You have to be very very clear about what you want to achieve, and every British student around you will most likely be making the logical choices of moving to London and settling in so the pull to follow suit will be tempting. But consider the "costs" of losing the opportunity to stay once you've begun to establish a life you more than likely will have to give up. I believe if you keep the "training experience" and "24 months experience" as a guide, with the ultimate eye on making your way home eventually, you can't go wrong. (Which means nurturing your home contacts throughout the duration of your UK stay).

To answer your other question directly, do Americans work in the UK? Yes, of course. There are hundreds of working American actors all across Britain, and people that tell you otherwise are either making assumptions or il-informed. My film, 1408, was cast entirely with American actors living and working in England. There were three Americans in Fiddler on the Roof. American plays, musicals and films are done all the time in the UK and the real thing is almost always preferred.

But, unless you have a convincing English accent, you will never be seen as anything more than an American actor, and that really limits you. My English accent is something I have perfected to the point of insanity (hours and hours and hours and hours of practice like Eliza Doolittle...), and it has never been questioned. In fact, the advert I did for Zovirax in 2006 was one where I (shhhh!) pretended to be English and although I absolutely can't believe it, no one ever knew otherwise. But amusement aside, it really does have to be that good.

You may at this point be asking, "well how are you working in the UK? And the answer is complicated. The short version is, that I was (by completely fluke-ridden exception) awarded a temporary WORK PERMIT (only lasts for a specific time period, for a certain role, for a specific company) to play Laura in The Woman in White, and off the back of that success I was awarded a Highly Skilled Migrant Visa which is awarded on a points-based system. I was awarded points based on personal recomendations, earnings, and because the circumstances of my fast and surprising success were extreme. But I'm telling you, I BARELY GOT THAT VISA. BARELY scraped by with enough evidence to stay, and it was touch and go for weeks. I don't say that to be discouraaging I am merely presenting an realty/indication of the difficulty. And if I had to return home to the US, I have no American contacts, no agent, no equity card...

So! Best of luck. I hope that is helpful and not too discouraging. Remember that life is a marathon, not a sprint. The most important things in life have very little to do with career, and it is far more pressing to be proud of the quality of PERSON you are, than of the things you own or have achieved. That's my view anyway.

here are a few additional websites of interest:
The Home Office, UK


  1. Brilliant. So helpful and insightful as usual.

  2. Al,

    Just in case Andrew never actually gets you our contact details, I thought I'd shoot you a quick email to say thank you again for such a fantastic masterclass - honestly, best of the year. Hope you are off on more artistic adventures!

    All the best,

    Alyson Lindsay (that American girl who went last...from which you rescued "The Simple Joys of Maidenhood") :)

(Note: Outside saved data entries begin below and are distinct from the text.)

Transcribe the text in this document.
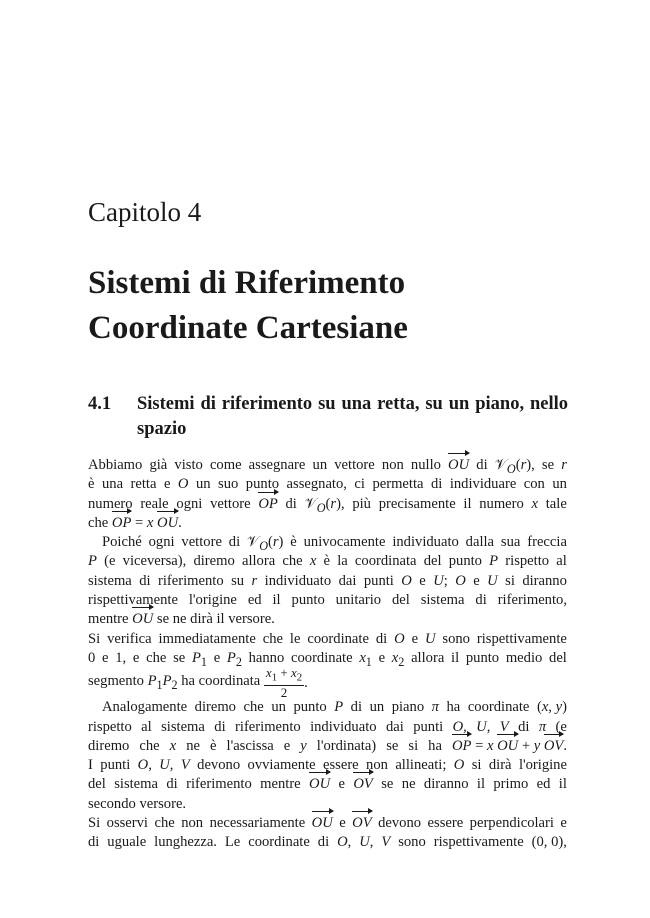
Capitolo 4
Sistemi di Riferimento
Coordinate Cartesiane
4.1 Sistemi di riferimento su una retta, su un piano, nello spazio
Abbiamo già visto come assegnare un vettore non nullo OU di 𝒱$_O$(r), se r
è una retta e O un suo punto assegnato, ci permetta di individuare con un
numero reale ogni vettore OP di 𝒱$_O$(r), più precisamente il numero x tale
che OP
= x OU
.
Poiché ogni vettore di 𝒱$_O$(r) è univocamente individuato dalla sua freccia
P (e viceversa), diremo allora che x è la coordinata del punto P rispetto al
sistema di riferimento su r individuato dai punti O e U; O e U si diranno
rispettivamente l'origine ed il punto unitario del sistema di riferimento,
mentre OU
se ne dirà il versore.
Si verifica immediatamente che le coordinate di O e U sono rispettivamente
0 e 1, e che se $P_1$ e $P_2$ hanno coordinate $x_1$ e $x_2$ allora il punto medio del
segmento $P_1P_2$ ha coordinata $x_1 + x_2$
2
.
Analogamente diremo che un punto P di un piano π ha coordinate (x, y)
rispetto al sistema di riferimento individuato dai punti O, U, V di π (e
diremo che x ne è l'ascissa e y l'ordinata) se si ha OP
= x OU
+ y OV
.
I punti O, U, V devono ovviamente essere non allineati; O si dirà l'origine
del sistema di riferimento mentre OU e OV se ne diranno il primo ed il
secondo versore.
Si osservi che non necessariamente OU e OV devono essere perpendicolari e
di uguale lunghezza. Le coordinate di O, U, V sono rispettivamente (0, 0),
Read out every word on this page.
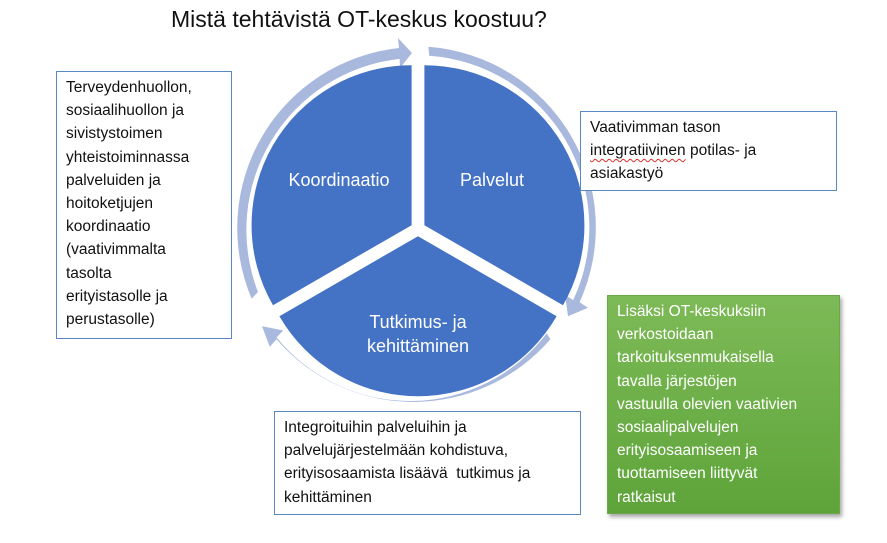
Mistä tehtävistä OT-keskus koostuu?
Koordinaatio	Palvelut
Tutkimus- ja
kehittäminen
Terveydenhuollon,
sosiaalihuollon ja
sivistystoimen
yhteistoiminnassa
palveluiden ja
hoitoketjujen
koordinaatio
(vaativimmalta
tasolta
erityistasolle ja
perustasolle)
Vaativimman tason
integratiivinen potilas- ja
asiakastyö
Integroituihin palveluihin ja
palvelujärjestelmään kohdistuva,
erityisosaamista lisäävä  tutkimus ja
kehittäminen
Lisäksi OT-keskuksiin
verkostoidaan
tarkoituksenmukaisella
tavalla järjestöjen
vastuulla olevien vaativien
sosiaalipalvelujen
erityisosaamiseen ja
tuottamiseen liittyvät
ratkaisut
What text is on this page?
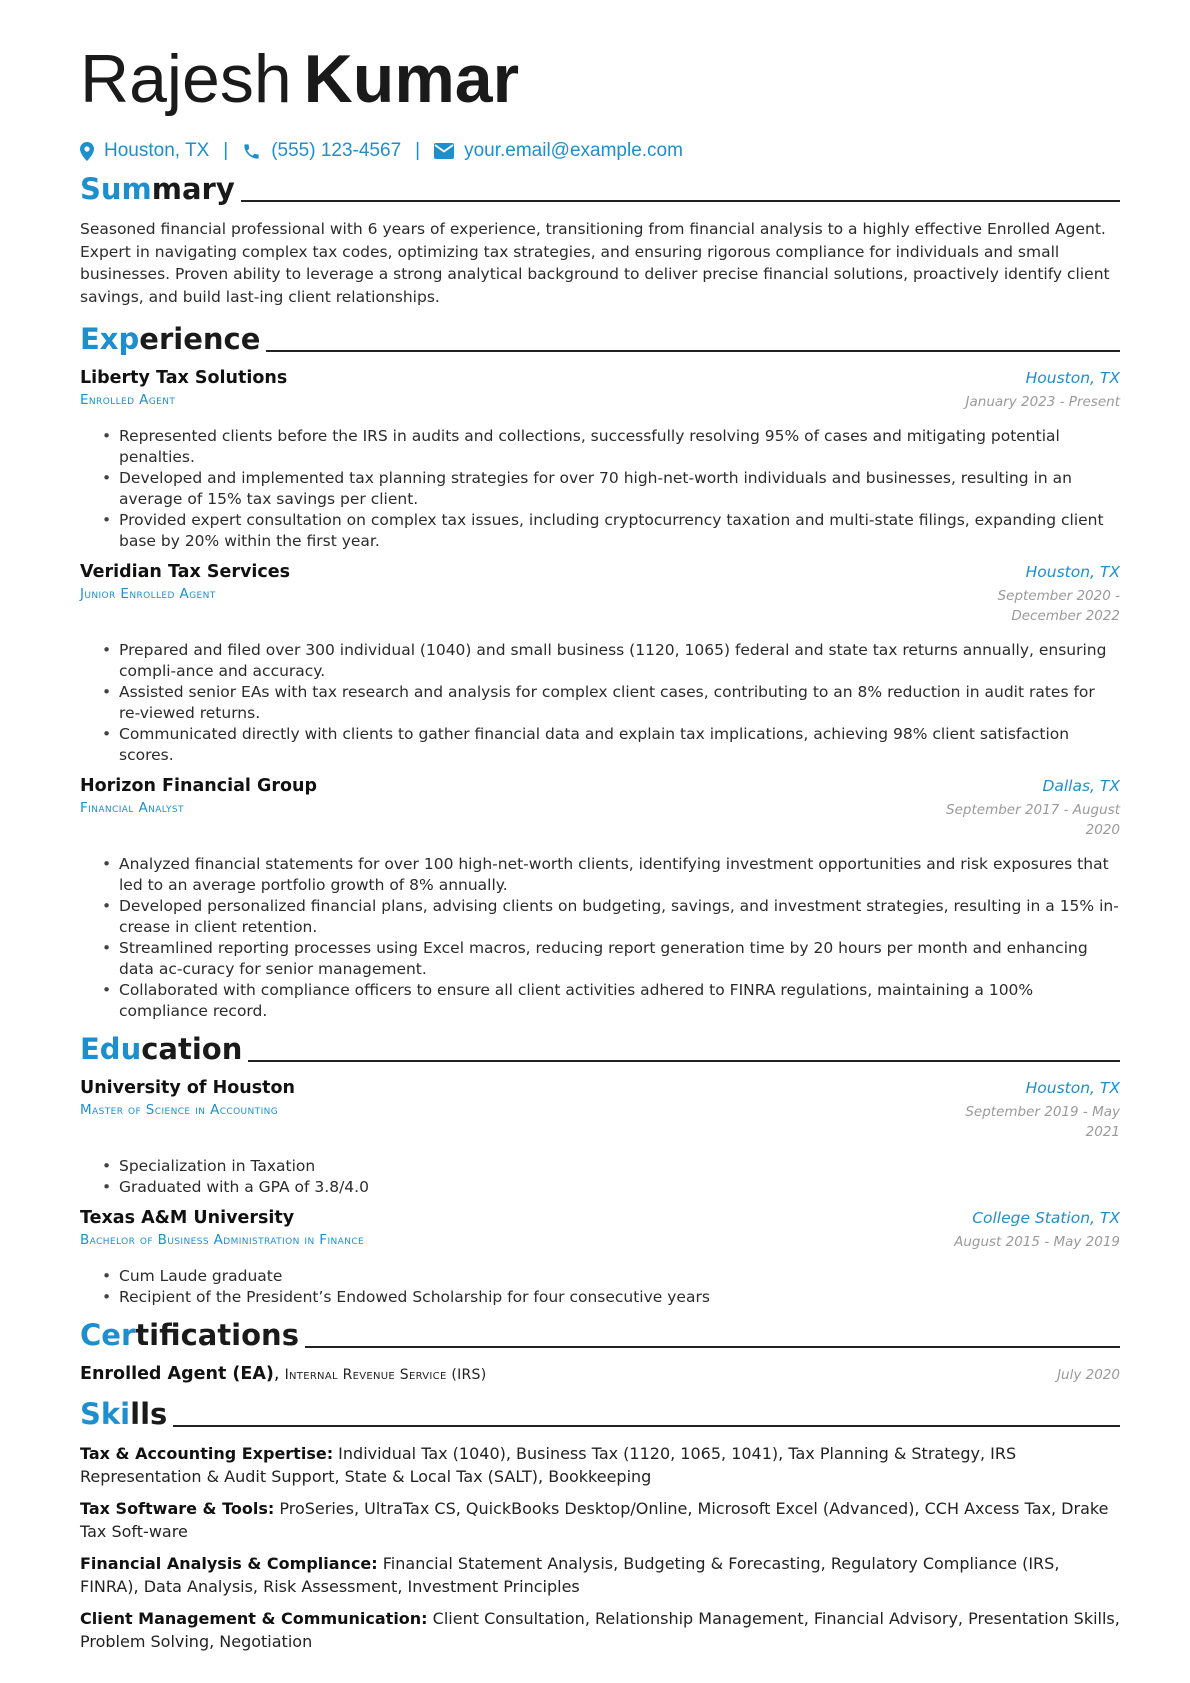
Rajesh Kumar
Houston, TX | (555) 123-4567 | your.email@example.com
Summary

Seasoned financial professional with 6 years of experience, transitioning from financial analysis to a highly effective Enrolled Agent. Expert in navigating complex tax codes, optimizing tax strategies, and ensuring rigorous compliance for individuals and small businesses. Proven ability to leverage a strong analytical background to deliver precise financial solutions, proactively identify client savings, and build last-ing client relationships.

Experience
Liberty Tax Solutions	Houston, TX
Enrolled Agent	January 2023 - Present
• Represented clients before the IRS in audits and collections, successfully resolving 95% of cases and mitigating potential penalties.
• Developed and implemented tax planning strategies for over 70 high-net-worth individuals and businesses, resulting in an average of 15% tax savings per client.
• Provided expert consultation on complex tax issues, including cryptocurrency taxation and multi-state filings, expanding client base by 20% within the first year.
Veridian Tax Services	Houston, TX
Junior Enrolled Agent	September 2020 - December 2022
• Prepared and filed over 300 individual (1040) and small business (1120, 1065) federal and state tax returns annually, ensuring compli-ance and accuracy.
• Assisted senior EAs with tax research and analysis for complex client cases, contributing to an 8% reduction in audit rates for re-viewed returns.
• Communicated directly with clients to gather financial data and explain tax implications, achieving 98% client satisfaction scores.
Horizon Financial Group	Dallas, TX
Financial Analyst	September 2017 - August 2020
• Analyzed financial statements for over 100 high-net-worth clients, identifying investment opportunities and risk exposures that led to an average portfolio growth of 8% annually.
• Developed personalized financial plans, advising clients on budgeting, savings, and investment strategies, resulting in a 15% in-crease in client retention.
• Streamlined reporting processes using Excel macros, reducing report generation time by 20 hours per month and enhancing data ac-curacy for senior management.
• Collaborated with compliance officers to ensure all client activities adhered to FINRA regulations, maintaining a 100% compliance record.
Education
University of Houston	Houston, TX
Master of Science in Accounting	September 2019 - May 2021
• Specialization in Taxation
• Graduated with a GPA of 3.8/4.0
Texas A&M University	College Station, TX
Bachelor of Business Administration in Finance	August 2015 - May 2019
• Cum Laude graduate
• Recipient of the President’s Endowed Scholarship for four consecutive years
Certifications
Enrolled Agent (EA), Internal Revenue Service (IRS)	July 2020
Skills

Tax & Accounting Expertise: Individual Tax (1040), Business Tax (1120, 1065, 1041), Tax Planning & Strategy, IRS Representation & Audit Support, State & Local Tax (SALT), Bookkeeping

Tax Software & Tools: ProSeries, UltraTax CS, QuickBooks Desktop/Online, Microsoft Excel (Advanced), CCH Axcess Tax, Drake Tax Soft-ware

Financial Analysis & Compliance: Financial Statement Analysis, Budgeting & Forecasting, Regulatory Compliance (IRS, FINRA), Data Analysis, Risk Assessment, Investment Principles

Client Management & Communication: Client Consultation, Relationship Management, Financial Advisory, Presentation Skills, Problem Solving, Negotiation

  3. I'm flattered you put this up! It is SO helpful! I hope it will be useful to others as it was for me.

    And come next month I will be schlepping across the Atlantic to study English at UCL for the year! I will most likely be sending an e-mail with loads of questions over the next few weeks concerning theatre et al. I hope you're well!

  4. PLEASURE all! Soon you may see the fruits of your questions and these answers in more permanent print! :) So the thanks really got to YOU (esp YOU miss lauren berger!)